The Tokorozawa city, Japan-based rail operator had been delisted from the Tokyo stock exchange in 2004 after misstating stakes held by shareholders, breaking exchange rules.
“We are putting priority on preparing ourselves for a listing as soon as possible,” Shuhei Akasaka, a spokesman for Seibu, said today.
The rail operator is predicting net income will more than double to as much as 19.7 billion yen ($209 million) in the year ending this month, compared with 8.4 billion yen last fiscal year. It last year hired five banks for a proposed initial public offering.
Cerberus is proposing Hirofumi Gomi, a former commissioner of Japan’s Financial Services Agency; Masaharu Ikuta, former president of Japan Post, and Yuji Shirakawa, former chairman of Citigroup Global Markets Japan, to join Seibu’s board of directors.
Cerberus plans to raise voting rights in Seibu to as much as 36.4 percent from 32.4 percent through an offer to buy outstanding shares at 1,400 yen each, it said earlier this month.
“We’ve been friendly in our approach to Seibu, that’s Cerberus’s basic policy,” said Iwakura. “Whatever they said we’ve been cooperative.”

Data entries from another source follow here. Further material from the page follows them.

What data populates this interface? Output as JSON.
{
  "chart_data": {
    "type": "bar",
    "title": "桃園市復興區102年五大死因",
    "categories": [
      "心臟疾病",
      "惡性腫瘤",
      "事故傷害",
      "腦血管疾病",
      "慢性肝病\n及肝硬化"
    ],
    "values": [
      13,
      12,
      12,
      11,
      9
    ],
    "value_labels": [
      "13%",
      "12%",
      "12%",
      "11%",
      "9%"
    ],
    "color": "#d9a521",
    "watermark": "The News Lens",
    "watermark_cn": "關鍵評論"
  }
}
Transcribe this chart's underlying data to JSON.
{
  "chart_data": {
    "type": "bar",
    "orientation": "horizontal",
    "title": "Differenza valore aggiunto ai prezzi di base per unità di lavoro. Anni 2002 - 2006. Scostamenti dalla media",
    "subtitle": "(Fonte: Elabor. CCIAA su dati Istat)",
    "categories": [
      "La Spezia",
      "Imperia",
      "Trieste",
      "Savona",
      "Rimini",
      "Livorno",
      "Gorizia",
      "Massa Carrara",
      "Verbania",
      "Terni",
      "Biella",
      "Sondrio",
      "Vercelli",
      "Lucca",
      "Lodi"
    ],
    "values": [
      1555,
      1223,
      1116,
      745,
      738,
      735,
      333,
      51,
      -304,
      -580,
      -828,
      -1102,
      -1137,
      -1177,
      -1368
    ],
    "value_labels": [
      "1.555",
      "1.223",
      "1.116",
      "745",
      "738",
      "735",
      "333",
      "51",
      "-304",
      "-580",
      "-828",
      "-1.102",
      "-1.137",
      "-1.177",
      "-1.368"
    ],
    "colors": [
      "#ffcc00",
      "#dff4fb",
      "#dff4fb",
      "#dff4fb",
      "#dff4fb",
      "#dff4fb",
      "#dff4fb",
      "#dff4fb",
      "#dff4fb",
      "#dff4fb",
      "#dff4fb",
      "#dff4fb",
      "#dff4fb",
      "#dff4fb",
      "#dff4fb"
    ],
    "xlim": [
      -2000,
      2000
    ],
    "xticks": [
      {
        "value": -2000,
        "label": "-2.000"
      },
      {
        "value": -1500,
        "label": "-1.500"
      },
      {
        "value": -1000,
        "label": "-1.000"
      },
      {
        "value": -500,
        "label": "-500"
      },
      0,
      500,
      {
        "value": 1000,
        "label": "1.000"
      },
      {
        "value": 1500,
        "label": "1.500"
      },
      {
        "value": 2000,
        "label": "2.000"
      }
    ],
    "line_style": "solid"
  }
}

Seibu was the seventh-largest railway operator in the Tokyo area by ticket sales, according to figures from East Japan Railway Co., the nation’s largest rail operator. It had 93.7 billion yen of ticket sales in the fiscal year ended March 2011, according to JR East. The company’s operations also include hotels, golf resorts and buses.
Seibu was previously run by Yoshiaki Tsutsumi. He amassed a $16 billion personal fortune while at its helm, making him the world’s richest man in 1990, according to Forbes magazine.